Navigating the Ontology for Tagging. This structure should be logical to environmental scientists from a number of disciplines, but this assertion should be tested. The hierarchy of environment and media expands the multi-dimensional description of data that is frequently collapsed into a single variable name. This is a major source of semantic heterogeneity among data systems. One dimension we are ignoring is the units of measurement. NWIS has different parameter codes for English and metric units. Both parameters would be tagged to the same concept. The distinction is made upon downloading the data, but not at the discovery phase.
Using the Ontology for Discovery. We need to define the functionality required for searching. The ontology as developed makes the most critical distinctions required to orient the user: what environment do you want data from and what media are the data measured in.

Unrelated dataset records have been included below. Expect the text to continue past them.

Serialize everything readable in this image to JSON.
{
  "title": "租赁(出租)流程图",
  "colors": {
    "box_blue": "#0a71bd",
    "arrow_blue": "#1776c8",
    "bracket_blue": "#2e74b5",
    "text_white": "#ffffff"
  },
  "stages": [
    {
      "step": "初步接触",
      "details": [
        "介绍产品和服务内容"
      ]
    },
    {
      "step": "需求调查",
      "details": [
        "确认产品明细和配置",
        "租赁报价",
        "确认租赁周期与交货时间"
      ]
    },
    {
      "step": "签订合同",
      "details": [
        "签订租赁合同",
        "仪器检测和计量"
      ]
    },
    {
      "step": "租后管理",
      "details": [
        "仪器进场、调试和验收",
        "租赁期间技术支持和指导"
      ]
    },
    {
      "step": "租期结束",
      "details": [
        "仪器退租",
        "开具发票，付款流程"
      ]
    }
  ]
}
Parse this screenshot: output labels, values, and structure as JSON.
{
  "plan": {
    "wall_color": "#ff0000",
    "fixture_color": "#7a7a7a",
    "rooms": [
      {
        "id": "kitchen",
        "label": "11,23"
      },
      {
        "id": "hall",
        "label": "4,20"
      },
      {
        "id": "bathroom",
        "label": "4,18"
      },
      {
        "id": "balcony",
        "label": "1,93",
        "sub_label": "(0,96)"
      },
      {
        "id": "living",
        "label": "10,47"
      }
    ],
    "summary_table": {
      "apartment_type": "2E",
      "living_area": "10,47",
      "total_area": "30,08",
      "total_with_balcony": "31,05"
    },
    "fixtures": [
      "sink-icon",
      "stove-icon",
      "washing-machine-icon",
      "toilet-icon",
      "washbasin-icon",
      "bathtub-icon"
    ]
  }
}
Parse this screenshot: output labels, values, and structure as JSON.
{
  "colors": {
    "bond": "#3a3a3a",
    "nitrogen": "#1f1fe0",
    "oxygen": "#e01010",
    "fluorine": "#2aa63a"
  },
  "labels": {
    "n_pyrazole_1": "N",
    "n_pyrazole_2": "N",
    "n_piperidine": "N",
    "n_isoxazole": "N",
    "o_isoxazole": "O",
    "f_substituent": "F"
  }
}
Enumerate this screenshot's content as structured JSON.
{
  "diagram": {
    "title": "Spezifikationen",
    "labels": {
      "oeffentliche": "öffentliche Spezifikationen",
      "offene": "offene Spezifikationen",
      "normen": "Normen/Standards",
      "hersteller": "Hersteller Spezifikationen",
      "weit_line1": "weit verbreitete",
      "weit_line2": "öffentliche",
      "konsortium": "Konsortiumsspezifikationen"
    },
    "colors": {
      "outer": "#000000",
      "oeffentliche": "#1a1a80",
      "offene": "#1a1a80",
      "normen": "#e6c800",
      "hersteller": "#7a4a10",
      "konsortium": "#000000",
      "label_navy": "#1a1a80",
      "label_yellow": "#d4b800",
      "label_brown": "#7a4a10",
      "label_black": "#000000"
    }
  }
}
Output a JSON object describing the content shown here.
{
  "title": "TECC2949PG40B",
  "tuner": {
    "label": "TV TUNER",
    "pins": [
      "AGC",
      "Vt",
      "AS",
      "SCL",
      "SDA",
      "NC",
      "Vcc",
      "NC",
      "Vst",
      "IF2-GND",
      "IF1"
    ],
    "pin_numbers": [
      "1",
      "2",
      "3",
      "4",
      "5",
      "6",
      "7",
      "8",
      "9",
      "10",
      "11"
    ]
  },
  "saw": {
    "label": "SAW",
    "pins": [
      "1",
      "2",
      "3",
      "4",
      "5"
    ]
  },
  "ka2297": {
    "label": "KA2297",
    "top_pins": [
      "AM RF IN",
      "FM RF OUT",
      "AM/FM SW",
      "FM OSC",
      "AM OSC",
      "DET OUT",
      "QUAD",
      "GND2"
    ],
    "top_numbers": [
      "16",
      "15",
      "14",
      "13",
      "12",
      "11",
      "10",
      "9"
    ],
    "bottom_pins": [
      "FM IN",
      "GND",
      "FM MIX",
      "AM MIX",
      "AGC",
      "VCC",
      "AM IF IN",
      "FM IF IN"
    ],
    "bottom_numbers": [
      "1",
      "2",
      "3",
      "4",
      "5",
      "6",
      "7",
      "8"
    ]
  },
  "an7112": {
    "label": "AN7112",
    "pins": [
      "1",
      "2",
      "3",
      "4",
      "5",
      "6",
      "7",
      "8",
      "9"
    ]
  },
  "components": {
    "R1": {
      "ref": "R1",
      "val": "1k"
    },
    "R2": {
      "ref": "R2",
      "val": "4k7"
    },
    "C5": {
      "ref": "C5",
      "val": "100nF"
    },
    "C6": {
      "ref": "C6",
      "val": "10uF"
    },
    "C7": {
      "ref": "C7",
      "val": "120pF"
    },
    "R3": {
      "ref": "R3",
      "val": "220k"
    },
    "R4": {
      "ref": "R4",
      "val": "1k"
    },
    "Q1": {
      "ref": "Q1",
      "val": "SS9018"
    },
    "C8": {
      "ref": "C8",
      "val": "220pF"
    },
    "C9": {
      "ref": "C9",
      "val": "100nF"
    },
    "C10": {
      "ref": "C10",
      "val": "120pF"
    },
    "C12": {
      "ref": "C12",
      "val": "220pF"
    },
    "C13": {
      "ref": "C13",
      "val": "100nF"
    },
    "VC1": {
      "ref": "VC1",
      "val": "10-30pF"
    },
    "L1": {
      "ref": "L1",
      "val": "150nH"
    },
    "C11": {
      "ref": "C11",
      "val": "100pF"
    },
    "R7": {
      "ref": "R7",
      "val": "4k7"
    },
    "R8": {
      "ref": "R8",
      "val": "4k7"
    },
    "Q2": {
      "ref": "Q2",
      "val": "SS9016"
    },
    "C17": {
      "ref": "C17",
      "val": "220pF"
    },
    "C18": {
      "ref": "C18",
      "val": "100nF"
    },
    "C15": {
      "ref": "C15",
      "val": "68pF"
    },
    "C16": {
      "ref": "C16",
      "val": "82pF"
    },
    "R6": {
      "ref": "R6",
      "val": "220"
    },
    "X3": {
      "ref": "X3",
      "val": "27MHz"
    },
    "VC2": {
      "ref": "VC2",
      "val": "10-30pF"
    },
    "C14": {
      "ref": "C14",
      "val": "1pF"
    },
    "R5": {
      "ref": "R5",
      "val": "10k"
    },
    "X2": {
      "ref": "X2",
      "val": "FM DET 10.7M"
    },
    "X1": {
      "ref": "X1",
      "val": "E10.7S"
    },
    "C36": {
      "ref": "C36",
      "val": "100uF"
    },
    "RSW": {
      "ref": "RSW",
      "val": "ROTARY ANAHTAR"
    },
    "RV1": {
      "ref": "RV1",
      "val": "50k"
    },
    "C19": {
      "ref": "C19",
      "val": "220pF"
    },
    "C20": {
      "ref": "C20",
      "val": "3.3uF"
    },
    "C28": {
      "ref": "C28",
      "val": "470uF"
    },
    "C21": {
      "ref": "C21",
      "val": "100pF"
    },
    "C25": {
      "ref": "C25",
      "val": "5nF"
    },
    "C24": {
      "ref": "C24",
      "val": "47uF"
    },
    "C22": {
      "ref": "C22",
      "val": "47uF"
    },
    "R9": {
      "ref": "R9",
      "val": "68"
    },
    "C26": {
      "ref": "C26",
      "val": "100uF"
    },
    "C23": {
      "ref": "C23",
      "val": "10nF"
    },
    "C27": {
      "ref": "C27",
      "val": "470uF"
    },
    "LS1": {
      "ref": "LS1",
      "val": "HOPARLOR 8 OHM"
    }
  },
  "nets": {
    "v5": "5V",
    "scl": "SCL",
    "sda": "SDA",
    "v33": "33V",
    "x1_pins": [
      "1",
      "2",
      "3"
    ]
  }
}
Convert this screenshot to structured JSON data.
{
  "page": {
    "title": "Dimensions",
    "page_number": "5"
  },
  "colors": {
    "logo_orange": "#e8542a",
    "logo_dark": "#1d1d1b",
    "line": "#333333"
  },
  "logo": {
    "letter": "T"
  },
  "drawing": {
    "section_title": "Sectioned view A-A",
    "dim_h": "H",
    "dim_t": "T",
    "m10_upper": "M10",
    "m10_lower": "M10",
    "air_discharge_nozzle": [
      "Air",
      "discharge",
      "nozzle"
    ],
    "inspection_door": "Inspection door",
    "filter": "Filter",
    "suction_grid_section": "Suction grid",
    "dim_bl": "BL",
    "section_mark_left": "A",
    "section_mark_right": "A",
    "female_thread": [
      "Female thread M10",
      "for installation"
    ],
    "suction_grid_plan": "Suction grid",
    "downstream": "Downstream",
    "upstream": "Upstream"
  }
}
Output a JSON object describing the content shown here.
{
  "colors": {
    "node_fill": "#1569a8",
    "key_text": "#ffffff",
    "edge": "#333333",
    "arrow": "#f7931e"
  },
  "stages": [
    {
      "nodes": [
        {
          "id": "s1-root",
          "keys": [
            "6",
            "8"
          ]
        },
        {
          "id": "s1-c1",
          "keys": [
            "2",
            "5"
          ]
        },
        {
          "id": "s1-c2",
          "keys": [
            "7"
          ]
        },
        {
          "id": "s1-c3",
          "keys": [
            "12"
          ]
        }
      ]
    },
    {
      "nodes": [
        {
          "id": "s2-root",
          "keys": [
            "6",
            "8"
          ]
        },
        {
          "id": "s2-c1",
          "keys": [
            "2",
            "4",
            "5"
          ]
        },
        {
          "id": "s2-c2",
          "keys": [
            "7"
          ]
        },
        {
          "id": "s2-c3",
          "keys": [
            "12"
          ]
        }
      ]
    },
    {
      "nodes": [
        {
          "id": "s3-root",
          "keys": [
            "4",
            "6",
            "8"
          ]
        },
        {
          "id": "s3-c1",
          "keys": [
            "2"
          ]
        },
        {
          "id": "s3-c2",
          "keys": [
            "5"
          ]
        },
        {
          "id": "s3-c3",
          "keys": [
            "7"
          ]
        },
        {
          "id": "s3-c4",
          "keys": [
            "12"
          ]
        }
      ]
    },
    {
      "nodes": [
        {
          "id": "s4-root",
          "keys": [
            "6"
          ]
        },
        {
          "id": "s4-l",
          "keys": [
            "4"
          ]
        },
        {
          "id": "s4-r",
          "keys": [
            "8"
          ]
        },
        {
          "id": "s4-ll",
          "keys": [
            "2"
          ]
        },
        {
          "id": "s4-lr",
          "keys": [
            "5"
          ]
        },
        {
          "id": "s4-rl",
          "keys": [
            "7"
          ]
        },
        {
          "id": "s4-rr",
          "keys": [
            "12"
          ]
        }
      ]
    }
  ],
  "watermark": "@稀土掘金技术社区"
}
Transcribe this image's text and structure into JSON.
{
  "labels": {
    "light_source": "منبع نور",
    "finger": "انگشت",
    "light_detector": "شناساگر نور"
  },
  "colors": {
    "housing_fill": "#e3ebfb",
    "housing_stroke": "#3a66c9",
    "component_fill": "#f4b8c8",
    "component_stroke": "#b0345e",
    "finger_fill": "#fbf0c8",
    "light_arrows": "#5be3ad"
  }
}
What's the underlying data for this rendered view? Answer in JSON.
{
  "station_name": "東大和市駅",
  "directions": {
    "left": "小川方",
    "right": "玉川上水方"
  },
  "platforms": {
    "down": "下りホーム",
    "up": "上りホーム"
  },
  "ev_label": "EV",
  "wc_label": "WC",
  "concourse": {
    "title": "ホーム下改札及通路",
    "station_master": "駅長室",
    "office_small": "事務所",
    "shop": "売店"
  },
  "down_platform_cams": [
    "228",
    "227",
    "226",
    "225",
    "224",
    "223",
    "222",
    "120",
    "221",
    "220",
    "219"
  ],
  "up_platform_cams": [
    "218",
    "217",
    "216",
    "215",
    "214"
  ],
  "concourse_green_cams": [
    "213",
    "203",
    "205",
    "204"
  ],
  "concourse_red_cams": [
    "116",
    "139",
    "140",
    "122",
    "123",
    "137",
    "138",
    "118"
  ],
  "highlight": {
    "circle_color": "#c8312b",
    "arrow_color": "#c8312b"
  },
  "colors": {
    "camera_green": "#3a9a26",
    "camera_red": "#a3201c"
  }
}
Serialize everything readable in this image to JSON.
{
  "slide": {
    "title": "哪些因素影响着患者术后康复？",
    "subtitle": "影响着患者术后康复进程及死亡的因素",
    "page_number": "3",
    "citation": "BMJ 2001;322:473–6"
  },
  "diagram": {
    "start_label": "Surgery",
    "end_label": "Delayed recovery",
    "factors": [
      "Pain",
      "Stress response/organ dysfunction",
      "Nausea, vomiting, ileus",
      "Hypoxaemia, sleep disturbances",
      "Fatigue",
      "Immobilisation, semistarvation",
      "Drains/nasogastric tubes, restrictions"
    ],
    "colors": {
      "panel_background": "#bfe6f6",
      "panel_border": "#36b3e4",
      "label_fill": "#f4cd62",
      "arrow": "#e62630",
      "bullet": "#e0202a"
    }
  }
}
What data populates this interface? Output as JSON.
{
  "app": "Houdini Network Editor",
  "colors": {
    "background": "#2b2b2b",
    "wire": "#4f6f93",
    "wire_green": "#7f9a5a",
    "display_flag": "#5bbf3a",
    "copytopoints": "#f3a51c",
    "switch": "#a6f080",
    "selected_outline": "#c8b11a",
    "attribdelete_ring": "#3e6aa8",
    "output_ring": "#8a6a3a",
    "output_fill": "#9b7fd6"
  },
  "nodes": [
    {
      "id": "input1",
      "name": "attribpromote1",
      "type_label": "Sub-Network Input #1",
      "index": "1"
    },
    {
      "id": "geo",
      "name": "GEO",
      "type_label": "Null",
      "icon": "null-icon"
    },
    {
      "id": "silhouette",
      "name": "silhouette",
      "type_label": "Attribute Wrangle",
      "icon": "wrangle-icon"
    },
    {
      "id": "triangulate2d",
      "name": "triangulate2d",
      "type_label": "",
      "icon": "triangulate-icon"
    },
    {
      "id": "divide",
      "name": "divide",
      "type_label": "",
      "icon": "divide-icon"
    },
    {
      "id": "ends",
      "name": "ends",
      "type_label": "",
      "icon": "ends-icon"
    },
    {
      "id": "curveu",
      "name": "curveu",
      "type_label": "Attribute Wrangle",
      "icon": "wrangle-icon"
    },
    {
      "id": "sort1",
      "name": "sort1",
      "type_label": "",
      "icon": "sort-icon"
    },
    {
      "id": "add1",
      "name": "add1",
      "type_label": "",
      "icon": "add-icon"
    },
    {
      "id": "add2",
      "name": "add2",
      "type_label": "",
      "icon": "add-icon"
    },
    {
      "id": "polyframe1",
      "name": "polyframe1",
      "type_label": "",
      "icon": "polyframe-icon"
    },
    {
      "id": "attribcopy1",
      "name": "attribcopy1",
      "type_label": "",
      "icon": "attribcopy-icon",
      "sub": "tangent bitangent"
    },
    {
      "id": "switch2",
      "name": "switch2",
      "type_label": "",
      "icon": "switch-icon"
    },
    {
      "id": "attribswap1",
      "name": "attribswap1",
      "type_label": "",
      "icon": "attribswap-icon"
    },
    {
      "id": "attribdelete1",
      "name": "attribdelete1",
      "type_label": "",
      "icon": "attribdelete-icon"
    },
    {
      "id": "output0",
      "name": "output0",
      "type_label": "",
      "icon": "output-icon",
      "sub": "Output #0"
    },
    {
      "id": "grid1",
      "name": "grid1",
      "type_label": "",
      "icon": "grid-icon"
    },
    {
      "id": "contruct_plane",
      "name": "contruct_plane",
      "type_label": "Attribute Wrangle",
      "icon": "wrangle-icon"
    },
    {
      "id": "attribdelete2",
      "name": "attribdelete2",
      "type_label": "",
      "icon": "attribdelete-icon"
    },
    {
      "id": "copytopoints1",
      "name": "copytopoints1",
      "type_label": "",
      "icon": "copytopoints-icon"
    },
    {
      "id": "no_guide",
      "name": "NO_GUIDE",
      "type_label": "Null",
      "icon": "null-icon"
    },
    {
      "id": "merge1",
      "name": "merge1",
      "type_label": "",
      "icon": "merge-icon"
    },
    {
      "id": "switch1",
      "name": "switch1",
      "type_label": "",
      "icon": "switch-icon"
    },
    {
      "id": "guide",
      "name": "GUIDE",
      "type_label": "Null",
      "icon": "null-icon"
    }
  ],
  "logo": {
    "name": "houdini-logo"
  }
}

The current HydroSeek search begins with a space/time box and includes a single keyword. An important decision to be made is how we handle the keyword. It would be desirable (and, I think, necessary) to be able to search across all levels of the ontology (e.g., dissolved nitrogenenous nutrients (i.e., media=water) in groundwater [but not streams, lakes, estuaries, etc.). We need to figure out how to flatten this structure into a single keyword or to maintain some number of dimensions to the search. One approach would be a three-dimensional search: Environment/Component, Media, Chemical Data Grouping. This seems logical to me and better than flattening the search to a single dimension.
Michael suggest an alternative approach. We continue to search on data grouping, as now, but report back a hierarchical list with Environment-Component-Media-Data Grouping-Result. This retains the simplicity of the interface (and a single-dimensional search, but conveys the critical information about the time-series data that is needed to avoid misinterpretation.
We also need to review the ODM structure. The variable table includes speciation (e.g., dissolved Si as SiO2), units, sample medium, data type (e.g., continuous, cumulative), is regular, time support, time units, value type/category [Dave-Are these the same) (measured, modeled), and General Category. The Sample Medium CV is very close to the proposed ontology. General Category is similar to, but not the same as Environment. The other ODM variable table elements are not needed to search for in the discovery phase, I believe. It might be nice to find sites that have continuous nitrate data in the water column, but perhaps that should be a separate search engine from Hydroseek.